There were 100,000 fewer tests administered in the week following Omicron community transmission than the week following Delta transmission, Ministry of Health data shows.

They’re both right, but the Ministry of Health is not giving out the most helpful numbers or comparisons to understand how much it’s really a problem.

There are three basic reasons for testing: regular surveillance for people in certain high-risk jobs, testing of contacts, and testing of people with symptoms.  The number of surveillance tests is pretty much uninformative — it’s just a policy choice — but the proportion of positive tests is a strong signal.  The number of tests done for (not yet symptomatic) close contacts tells us about the effectiveness of contact tracing and about the number of cases in recent days (which we knew), but it doesn’t tell  us much else, and the positivity rate will mostly depend on who we define as close contacts rather than on anything about the epidemic.  The number of tests prompted by symptoms actually is an indicator of willingness to test, and the test positivity rate is an indicator of Covid prevalence, but only up to a point.

There’s another external factor confusing the interpretation of changes in symptomatic testing: the seasonal changes in the rate of other illnesses.  When Delta appeared, testing was higher than when Omicron appeared.  That could be partly because people (wrongly) thought Omicron didn’t matter, or (wrongly) thought it couldn’t be controlled, or (perhaps correctly) worried that their employers would be less supportive of being absent, or thought the public health system didn’t care as much or something.  It will also be partly because fewer people have colds in December than in August.

As a result of much collective mahi and good luck, most of the people getting tested because of symptoms actually have some other viral upper-respiratory illness, not Covid.  At times of year when there is more not-actually-Covid illness, testing rates should be higher.

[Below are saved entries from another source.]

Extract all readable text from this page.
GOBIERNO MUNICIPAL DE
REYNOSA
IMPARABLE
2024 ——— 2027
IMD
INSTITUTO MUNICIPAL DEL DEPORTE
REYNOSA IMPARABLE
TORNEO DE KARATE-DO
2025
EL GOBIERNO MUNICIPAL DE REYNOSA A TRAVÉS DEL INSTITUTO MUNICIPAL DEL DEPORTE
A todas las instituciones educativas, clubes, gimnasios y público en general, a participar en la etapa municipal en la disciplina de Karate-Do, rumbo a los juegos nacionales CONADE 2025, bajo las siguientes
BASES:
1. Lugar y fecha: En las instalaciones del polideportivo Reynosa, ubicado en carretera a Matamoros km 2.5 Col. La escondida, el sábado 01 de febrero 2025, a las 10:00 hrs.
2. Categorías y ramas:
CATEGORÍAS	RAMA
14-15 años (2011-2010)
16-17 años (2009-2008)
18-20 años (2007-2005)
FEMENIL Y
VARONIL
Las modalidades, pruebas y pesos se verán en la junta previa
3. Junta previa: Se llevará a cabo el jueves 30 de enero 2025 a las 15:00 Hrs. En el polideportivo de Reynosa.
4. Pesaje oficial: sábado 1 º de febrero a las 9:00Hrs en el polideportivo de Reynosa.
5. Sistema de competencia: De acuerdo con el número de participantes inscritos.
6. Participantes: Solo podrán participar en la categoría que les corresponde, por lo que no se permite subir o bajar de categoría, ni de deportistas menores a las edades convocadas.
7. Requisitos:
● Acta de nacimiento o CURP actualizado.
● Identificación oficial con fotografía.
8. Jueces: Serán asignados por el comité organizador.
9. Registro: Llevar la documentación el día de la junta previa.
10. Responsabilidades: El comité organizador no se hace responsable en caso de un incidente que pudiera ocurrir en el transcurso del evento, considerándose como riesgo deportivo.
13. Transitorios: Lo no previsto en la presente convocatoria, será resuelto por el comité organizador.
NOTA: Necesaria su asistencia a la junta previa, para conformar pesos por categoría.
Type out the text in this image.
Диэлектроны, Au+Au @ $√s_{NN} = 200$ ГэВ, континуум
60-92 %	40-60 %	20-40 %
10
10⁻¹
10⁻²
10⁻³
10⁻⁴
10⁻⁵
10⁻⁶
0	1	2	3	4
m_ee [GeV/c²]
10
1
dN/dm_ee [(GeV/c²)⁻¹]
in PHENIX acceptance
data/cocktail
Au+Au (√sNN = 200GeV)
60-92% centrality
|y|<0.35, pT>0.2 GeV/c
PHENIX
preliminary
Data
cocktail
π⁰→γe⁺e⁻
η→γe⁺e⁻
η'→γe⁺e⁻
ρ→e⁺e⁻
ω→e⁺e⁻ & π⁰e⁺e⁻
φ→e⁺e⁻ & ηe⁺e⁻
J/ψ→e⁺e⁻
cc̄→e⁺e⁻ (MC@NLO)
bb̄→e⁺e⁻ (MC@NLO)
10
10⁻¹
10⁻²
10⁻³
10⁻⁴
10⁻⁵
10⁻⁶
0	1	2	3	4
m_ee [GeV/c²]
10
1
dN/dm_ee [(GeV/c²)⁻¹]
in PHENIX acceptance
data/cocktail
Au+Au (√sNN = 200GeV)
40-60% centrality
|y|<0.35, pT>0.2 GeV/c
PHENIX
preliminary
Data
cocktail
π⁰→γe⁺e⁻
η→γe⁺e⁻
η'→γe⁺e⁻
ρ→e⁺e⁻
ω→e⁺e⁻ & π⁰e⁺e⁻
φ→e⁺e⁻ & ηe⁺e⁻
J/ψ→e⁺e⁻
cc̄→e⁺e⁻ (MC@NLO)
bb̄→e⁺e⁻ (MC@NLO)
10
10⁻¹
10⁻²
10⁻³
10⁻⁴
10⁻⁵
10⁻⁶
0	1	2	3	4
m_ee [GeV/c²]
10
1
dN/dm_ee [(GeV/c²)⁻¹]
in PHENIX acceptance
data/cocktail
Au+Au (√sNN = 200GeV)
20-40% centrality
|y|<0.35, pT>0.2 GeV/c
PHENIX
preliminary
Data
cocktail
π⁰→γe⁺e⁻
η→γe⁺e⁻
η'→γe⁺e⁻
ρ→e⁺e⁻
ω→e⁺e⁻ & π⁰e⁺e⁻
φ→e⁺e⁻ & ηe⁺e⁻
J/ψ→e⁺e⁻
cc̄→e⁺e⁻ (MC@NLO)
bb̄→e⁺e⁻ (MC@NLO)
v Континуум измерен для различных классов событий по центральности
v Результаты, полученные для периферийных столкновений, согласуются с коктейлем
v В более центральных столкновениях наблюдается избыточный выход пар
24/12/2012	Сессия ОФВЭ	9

August is winter and kids had been at school and daycare; it’s the peak season for not-actually-Covid. December, with school out and after a long lockdown to suppress various other viruses, is low season for not-actually-Covid. Fewer tests in December is not a surprise.

Not only will more colds mean more testing, they will also mean a lower test positivity rate — at the extreme if there were no other illnesses, everyone with symptoms would have Covid. The two key testing statistics, counts and positivity rate, are hard to interpret in comparisons between now and August.

It would help some if the Ministry of Health reported test numbers and results by reason for testing: contacts, symptoms, regular surveillance. It would help to compare symptomatic testing rates with independent estimates of the background rate of symptoms (eg from Flutracker).  But it’s always going to be hard to interpret differences over long periods of time — differences over a few weeks are easier to interpret, preferably averaged over more than one day of reporting to reduce random noise.

None of this is to disagree with the call for people with symptoms to get tested.  We know not everyone with symptoms is tested; it’s probably been a minority throughout the pandemic. Getting the rate up would help flatten the wave of Omicron along with masks and vaccines and everything else.